Не знаю, что за дьявол меня попутал, но я с еле сдерживаемой яростью возразил, что надеюсь, что она ни в коем случае отвечать не будет, что Дуглас – идиот и что и без того он достаточно мне надоел… Все это не соответствовало истине: Дуглас был отлично воспитан, очарователен и до женитьбы очень бы мне понравился. Но у меня уже входило в привычку, слушая жену, доискиваться: что она хочет скрыть? Всякий раз, когда в ее словах что-то казалось мне неясным, я строил замысловатую теорию, чтобы уяснить себе, для чего именно нужна Одилии эта неясность.

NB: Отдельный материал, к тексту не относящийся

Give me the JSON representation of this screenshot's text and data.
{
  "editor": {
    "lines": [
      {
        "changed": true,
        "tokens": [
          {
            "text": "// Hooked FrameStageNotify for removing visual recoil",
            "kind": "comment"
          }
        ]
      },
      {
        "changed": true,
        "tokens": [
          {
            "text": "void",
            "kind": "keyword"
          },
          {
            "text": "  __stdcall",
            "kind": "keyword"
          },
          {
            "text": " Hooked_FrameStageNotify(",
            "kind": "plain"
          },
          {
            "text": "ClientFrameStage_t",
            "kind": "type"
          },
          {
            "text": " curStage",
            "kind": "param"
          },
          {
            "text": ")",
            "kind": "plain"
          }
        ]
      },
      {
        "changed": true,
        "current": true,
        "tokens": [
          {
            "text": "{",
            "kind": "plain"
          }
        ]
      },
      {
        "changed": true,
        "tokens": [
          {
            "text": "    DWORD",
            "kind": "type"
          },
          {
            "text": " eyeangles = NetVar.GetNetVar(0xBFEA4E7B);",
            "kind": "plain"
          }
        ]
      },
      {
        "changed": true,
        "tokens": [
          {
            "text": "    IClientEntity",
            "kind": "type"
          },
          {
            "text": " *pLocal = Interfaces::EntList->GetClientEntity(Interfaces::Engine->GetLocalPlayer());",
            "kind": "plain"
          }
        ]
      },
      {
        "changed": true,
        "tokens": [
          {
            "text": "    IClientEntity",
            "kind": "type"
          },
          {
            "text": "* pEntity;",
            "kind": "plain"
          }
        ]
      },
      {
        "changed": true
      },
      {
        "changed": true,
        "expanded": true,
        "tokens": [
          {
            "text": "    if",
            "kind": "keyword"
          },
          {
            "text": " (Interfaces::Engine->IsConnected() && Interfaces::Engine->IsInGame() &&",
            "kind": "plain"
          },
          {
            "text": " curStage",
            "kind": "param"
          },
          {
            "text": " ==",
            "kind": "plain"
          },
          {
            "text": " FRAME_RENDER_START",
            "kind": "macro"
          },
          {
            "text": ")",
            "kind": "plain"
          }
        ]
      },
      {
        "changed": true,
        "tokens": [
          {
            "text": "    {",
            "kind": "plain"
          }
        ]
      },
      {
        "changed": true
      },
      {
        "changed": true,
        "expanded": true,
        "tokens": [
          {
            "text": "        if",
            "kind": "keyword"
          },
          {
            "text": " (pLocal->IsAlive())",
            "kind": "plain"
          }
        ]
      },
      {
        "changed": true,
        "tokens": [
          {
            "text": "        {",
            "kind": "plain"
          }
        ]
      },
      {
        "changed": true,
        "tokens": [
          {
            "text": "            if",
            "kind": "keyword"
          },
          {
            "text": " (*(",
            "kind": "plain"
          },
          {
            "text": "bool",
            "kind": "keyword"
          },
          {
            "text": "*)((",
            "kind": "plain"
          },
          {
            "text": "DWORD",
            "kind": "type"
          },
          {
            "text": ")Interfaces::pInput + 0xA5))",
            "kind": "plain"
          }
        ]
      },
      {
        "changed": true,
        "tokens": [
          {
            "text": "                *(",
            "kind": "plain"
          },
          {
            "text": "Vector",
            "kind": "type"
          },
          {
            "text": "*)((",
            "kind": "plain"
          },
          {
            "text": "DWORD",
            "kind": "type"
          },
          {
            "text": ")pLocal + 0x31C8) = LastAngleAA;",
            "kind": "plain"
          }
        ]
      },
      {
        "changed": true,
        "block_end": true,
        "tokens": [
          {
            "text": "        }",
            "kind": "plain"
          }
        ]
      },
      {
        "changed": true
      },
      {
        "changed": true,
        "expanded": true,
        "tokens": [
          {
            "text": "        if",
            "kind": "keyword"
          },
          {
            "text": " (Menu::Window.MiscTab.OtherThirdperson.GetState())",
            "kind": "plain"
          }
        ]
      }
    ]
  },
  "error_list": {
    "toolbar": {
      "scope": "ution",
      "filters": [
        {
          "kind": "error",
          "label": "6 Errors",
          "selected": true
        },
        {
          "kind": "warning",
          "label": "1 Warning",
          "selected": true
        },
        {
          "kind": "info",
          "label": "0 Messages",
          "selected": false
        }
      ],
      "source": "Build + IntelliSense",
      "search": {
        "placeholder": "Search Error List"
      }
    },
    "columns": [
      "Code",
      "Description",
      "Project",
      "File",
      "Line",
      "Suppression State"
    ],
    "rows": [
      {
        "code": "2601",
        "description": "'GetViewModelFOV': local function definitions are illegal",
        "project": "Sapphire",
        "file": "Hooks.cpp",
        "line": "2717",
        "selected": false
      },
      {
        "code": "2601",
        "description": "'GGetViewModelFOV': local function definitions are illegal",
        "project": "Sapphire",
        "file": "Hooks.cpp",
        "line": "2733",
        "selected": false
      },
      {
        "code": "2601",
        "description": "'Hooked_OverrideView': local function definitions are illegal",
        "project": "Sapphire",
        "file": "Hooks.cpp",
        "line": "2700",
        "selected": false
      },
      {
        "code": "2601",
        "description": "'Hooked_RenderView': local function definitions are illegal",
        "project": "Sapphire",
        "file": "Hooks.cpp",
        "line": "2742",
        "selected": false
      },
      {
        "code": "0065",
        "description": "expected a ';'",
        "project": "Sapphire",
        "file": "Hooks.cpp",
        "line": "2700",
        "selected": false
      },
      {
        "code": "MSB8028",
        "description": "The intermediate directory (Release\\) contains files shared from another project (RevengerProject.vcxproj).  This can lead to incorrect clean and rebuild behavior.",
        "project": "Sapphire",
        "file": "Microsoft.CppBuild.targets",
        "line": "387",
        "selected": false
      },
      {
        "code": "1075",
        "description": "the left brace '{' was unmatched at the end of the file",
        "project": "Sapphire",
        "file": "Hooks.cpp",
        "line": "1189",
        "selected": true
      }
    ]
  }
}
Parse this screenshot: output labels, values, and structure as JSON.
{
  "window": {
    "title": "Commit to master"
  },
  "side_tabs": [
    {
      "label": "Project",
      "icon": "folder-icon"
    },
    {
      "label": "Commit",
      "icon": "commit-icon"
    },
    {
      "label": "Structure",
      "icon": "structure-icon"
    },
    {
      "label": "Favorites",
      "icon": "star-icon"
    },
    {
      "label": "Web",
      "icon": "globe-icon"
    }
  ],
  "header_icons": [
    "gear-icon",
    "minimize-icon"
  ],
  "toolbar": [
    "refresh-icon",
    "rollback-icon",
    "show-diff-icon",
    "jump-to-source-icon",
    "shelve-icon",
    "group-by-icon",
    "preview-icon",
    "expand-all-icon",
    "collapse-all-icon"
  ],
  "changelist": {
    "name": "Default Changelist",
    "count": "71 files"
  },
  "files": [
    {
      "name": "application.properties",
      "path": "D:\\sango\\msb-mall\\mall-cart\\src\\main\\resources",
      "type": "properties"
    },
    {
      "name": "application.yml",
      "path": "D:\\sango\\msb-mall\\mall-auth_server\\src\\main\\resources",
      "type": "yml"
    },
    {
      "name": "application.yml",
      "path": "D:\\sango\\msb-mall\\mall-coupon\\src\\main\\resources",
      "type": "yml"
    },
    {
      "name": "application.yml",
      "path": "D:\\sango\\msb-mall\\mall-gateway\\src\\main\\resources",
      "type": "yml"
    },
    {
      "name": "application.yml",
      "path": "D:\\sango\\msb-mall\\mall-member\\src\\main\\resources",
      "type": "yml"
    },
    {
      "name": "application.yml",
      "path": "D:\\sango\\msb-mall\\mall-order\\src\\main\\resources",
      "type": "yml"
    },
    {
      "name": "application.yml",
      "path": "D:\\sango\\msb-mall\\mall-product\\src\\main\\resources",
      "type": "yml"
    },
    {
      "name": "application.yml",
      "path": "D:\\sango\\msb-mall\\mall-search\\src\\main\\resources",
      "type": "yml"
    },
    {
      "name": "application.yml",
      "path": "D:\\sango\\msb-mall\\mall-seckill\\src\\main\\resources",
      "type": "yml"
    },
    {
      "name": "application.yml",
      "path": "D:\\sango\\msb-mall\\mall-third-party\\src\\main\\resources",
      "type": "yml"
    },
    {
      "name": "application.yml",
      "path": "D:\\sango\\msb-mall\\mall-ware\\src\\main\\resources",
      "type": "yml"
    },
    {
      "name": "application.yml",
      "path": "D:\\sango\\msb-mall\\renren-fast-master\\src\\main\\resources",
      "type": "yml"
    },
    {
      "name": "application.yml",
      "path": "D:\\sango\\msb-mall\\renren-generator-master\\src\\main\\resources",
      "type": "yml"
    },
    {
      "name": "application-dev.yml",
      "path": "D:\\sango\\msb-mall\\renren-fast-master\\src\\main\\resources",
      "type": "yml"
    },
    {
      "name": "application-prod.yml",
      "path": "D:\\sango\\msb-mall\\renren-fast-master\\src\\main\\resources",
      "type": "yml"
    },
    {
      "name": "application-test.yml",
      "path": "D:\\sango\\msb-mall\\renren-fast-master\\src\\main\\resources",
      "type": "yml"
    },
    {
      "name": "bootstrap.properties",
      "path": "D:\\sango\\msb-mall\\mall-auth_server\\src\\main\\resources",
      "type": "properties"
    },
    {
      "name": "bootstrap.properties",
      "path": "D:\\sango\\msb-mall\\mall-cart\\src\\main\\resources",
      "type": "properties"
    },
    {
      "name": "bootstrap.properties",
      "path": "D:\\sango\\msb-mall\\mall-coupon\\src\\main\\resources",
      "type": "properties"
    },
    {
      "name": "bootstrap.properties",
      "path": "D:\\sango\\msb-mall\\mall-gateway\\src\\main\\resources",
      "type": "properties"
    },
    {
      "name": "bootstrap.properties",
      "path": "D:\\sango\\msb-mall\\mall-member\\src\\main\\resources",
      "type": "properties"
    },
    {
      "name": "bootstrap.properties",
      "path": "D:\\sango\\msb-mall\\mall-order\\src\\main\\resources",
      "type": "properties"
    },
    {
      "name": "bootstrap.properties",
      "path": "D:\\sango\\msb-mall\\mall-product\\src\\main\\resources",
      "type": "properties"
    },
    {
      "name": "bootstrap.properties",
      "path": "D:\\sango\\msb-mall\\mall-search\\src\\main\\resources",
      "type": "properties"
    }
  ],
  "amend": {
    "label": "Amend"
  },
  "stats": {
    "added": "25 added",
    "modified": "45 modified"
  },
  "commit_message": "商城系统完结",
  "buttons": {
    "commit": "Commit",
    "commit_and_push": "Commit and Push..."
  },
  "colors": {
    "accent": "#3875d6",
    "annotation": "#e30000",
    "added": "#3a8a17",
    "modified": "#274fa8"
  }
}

Была какая-то мучительная радость, упоительная мука в мысли о том, что я разгадал ее ложь. Память у меня, в общем, довольно слабая, но как только дело касалось Одилии, она оказывалась превосходной. Я запоминал малейшие ее фразы; я сравнивал одну с другою, взвешивал их. Мне случалось говорить ей: «Как? Вы ездили на примерку костюма? Значит, это уже четвертая примерка? Вы мерили его на прошлой неделе во вторник, в четверг и в субботу». Она смотрела на меня, улыбалась без малейшего смущения и говорила: «У вас дьявольская память…» Я одновременно чувствовал и стыд от сознания, что меня разыгрывают, и гордость от того, что раскрыл ее хитрость. Впрочем, мои разоблачения ни к чему не вели; я никогда не переходил к действиям, не хотел действовать, и загадочная безмятежность Одилии никогда не давала повода к сценам. Я был в одно и то же время и несчастлив, и не в силах что-либо изменить.